Coliving : quel modèle réglementaire adopter pour une meilleure flexibilité ?

La crise du logement, le développement de l'économie de partage, le besoin de flexibilité des jeunes actifs, la demande croissante d'accès au confort et aux services, sont autant de raisons mises en avant par les opérateurs du secteur immobilier pour expliquer le développement du coliving. Par Sarah Fleury, Associé au pôle droit Immobiler et Agnès Druot, collaboratrice.
De g à d, Agnès Druot et Sarah Fleury, avocates au cabinet Goodwin
De g à d, Agnès Druot et Sarah Fleury, avocates au cabinet Goodwin (Crédits : Reuters)

Cette forme de cohabitation, qui consiste à vivre en communauté dans un établissement offrant à chaque occupant un espace privatif meublé et équipé, des parties et installations communes et des services variés emprunte autant à l'hôtellerie qu'à la colocation traditionnelle, et se situe à mi-chemin entre le logement et le service.

Bien qu'il s'apparente a priori au modèle des résidences services, le coliving vise une clientèle beaucoup plus large - notamment étudiants et start up - et insiste sur la flexibilité des contrats proposés, l'idée étant de permettre aux résidents d'emménager et déménager avec des délais très courts, dans un logement « prêt à habiter »  et pour une durée variable, totalement adaptable en fonction des besoins du résident.

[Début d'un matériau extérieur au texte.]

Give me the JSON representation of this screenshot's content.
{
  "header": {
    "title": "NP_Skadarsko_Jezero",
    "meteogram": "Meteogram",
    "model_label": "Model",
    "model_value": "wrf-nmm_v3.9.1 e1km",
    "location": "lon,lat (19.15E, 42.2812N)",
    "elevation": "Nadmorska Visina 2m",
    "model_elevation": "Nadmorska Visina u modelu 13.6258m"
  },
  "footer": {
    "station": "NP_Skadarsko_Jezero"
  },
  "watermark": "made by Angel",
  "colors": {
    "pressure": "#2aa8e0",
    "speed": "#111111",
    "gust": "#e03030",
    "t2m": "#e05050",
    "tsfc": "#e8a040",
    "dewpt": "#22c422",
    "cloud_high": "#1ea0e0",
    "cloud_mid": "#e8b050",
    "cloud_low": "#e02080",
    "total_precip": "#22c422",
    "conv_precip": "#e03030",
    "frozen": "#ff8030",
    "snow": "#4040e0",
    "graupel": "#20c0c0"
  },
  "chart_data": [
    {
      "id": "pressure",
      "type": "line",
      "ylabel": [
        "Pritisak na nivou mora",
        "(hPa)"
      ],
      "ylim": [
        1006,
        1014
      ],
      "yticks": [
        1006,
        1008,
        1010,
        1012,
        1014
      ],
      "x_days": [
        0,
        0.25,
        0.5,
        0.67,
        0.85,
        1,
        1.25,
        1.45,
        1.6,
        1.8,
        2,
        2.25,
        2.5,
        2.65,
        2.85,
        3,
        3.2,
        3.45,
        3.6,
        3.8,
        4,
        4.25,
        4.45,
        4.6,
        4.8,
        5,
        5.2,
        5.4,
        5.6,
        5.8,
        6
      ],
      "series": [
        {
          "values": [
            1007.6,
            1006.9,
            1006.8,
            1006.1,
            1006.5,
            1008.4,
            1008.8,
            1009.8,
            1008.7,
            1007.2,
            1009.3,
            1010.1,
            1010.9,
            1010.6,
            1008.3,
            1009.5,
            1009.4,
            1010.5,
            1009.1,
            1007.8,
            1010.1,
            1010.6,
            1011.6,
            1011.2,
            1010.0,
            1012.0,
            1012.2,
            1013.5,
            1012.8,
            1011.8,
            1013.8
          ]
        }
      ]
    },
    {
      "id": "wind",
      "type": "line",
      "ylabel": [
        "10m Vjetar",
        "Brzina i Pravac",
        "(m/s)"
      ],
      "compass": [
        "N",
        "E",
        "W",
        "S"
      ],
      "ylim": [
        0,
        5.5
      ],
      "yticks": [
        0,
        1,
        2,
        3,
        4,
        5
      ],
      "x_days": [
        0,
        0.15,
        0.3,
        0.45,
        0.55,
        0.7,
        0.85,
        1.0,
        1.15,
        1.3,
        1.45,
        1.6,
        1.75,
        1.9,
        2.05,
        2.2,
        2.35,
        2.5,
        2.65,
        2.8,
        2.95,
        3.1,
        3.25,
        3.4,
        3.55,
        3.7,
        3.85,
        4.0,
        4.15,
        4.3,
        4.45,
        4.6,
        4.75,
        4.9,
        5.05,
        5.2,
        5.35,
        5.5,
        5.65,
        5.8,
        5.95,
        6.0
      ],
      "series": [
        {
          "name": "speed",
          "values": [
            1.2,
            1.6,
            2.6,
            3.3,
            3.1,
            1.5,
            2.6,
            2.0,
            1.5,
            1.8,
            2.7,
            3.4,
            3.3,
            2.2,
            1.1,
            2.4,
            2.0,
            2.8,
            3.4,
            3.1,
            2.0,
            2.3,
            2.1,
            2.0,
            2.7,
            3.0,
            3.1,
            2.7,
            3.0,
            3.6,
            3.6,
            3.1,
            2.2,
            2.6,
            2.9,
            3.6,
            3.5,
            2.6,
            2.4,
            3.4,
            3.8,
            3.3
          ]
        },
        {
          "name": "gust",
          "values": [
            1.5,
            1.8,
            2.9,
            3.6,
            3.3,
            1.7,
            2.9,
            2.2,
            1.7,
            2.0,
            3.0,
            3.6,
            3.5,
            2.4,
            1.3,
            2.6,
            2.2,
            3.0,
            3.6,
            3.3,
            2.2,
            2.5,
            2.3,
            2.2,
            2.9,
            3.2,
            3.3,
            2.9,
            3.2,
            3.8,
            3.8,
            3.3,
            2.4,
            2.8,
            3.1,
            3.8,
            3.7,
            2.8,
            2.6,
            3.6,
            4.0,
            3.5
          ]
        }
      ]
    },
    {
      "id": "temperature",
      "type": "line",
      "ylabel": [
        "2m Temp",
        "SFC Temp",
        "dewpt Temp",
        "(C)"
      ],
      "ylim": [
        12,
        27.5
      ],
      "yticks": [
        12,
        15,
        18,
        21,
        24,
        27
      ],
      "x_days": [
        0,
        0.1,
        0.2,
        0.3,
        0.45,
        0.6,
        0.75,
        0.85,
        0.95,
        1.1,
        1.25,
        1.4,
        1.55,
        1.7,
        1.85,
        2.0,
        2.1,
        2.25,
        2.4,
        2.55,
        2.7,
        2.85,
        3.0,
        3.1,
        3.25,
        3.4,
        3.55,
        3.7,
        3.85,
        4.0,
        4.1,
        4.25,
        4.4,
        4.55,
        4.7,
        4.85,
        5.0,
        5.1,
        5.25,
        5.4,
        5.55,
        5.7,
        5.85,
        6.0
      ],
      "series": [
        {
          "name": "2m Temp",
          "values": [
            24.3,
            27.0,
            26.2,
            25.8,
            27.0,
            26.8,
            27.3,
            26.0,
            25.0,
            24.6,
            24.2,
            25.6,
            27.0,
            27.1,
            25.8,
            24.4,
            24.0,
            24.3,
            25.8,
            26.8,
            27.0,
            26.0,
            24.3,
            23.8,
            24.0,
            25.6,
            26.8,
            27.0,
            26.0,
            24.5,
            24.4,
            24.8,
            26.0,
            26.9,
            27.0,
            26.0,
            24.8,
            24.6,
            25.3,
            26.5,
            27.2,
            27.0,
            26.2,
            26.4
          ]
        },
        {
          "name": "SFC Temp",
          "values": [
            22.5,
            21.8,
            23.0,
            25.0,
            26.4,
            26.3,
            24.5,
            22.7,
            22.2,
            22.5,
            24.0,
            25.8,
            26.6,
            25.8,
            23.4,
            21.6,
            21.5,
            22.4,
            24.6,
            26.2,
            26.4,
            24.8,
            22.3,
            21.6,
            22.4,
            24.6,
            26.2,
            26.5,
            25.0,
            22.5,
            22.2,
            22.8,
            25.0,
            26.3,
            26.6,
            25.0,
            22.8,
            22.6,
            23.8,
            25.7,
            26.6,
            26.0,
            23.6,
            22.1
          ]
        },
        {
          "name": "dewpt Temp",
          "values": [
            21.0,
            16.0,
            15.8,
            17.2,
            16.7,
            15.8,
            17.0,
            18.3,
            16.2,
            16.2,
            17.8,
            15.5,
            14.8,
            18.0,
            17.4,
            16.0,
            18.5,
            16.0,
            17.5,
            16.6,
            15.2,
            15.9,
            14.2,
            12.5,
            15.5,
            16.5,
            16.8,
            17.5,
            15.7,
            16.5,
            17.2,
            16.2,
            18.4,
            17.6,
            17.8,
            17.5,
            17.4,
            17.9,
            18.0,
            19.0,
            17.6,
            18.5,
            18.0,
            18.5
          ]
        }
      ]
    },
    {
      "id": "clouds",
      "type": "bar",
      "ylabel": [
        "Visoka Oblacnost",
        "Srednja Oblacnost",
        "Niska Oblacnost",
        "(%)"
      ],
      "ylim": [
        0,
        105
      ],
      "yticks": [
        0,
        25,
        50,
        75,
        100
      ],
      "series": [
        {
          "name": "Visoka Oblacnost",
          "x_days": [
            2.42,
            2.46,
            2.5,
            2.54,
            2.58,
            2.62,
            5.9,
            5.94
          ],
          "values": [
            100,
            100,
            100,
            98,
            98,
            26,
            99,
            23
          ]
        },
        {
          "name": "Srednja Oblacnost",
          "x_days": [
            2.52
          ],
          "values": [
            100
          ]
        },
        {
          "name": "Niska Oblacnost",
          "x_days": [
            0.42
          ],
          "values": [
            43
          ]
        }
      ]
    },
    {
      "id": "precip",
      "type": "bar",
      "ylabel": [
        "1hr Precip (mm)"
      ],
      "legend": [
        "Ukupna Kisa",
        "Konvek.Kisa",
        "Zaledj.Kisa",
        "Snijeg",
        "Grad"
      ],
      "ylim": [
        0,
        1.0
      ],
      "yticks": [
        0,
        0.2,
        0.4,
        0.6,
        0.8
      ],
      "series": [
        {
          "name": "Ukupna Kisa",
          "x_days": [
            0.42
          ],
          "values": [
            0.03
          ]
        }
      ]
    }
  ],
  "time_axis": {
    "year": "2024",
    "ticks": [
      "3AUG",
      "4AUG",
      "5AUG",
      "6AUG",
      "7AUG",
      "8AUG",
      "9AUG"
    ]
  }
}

Or, au regard de la réglementation stricte qui encadre les baux d'habitation en France, il convient de se demander si cette promesse de flexibilité est réalisable. En effet, le cadre législatif d'ordre public ne laisse la place qu'à deux modèles, aucun des deux ne semblant toutefois pleinement correspondre à la vision idéalisée du coliving que projettent les sociétés innovantes dans ce domaine.

Le modèle du « bail d'habitation »

Depuis l'entrée en vigueur de la loi du 24 mars 2014 (ALUR), la réglementation applicable aux baux de locaux d'habitation meublés est celle applicable aux locations vides, à quelques exceptions près.

Les baux meublés relèvent du titre 1er bis de la loi du 6 juillet 1989 dès lors qu'ils portent sur la « résidence principale » du preneur. La résidence principale est entendue comme le logement occupé au moins huit mois par an, sauf obligation professionnelle, raison de santé ou cas de force majeure, soit par le preneur ou son conjoint, soit par une personne à charge au sens du code de la construction et de l'habitation.

Or cette loi contient des dispositions contraignantes et d'ordre public, relatives notamment à la durée du bail (1 an minimum pour un bail meublé ; 9 mois minimum si le locataire est étudiant) ou au délai de préavis pour mettre fin au bail (1 mois en cas de résiliation par le preneur, le bailleur ne pouvant mettre fin au bail que par refus du renouvellement du bail échu en motivant son refus de renouvellement du bail soit par sa décision de reprendre ou de vendre le logement, soit par un motif légitime et sérieux, notamment l'inexécution par le locataire de l'une des obligations lui incombant), qui semblent incompatibles avec un coliving « flexible ».

Seules des circonstances particulières et limitatives permettent de déroger au régime du bail d'habitation meublé : il faut que le bailleur personne physique justifie avoir à reprendre le local pour des raisons professionnelles ou familiales ; ou encore que le locataire justifie être en formation professionnelle, stage, contrat d'apprentissage ou mutation professionnelle autorisant la signature du bail dit mobilité.

Le modèle « hôtellerie »

Pour éviter la rigidité du régime des baux d'habitation, le modèle alternatif est celui de l'hôtellerie.

A plusieurs égards, ce modèle n'est pas non plus pleinement satisfaisant. D'une part, il n'offrira qu'une situation juridique précaire puisqu'à partir de 8 mois de résidence, le logement risquera d'être qualifié de résidence principale et sera alors soumis à la loi de 1989.

D'autre part, l'immeuble devra éventuellement faire l'objet d'une autorisation de changement d'usage lorsque les locaux transformés en résidence de coliving sont originairement des locaux à usage d'habitation.

Ces deux modèles correspondent à deux logiques de location différentes, l'une moyen-terme - assez proche de l'habitation traditionnelle - et l'autre très court-terme - s'adressant à des personnes "en transition" pour quelques mois. Dans l'attente d'un éventuel régime spécifique pour les locations « flexibles » en résidences services, les opérateurs devront nécessairement se calquer sur l'un ou l'autre de ces modèles, leur choix dépendant de la clientèle ciblée.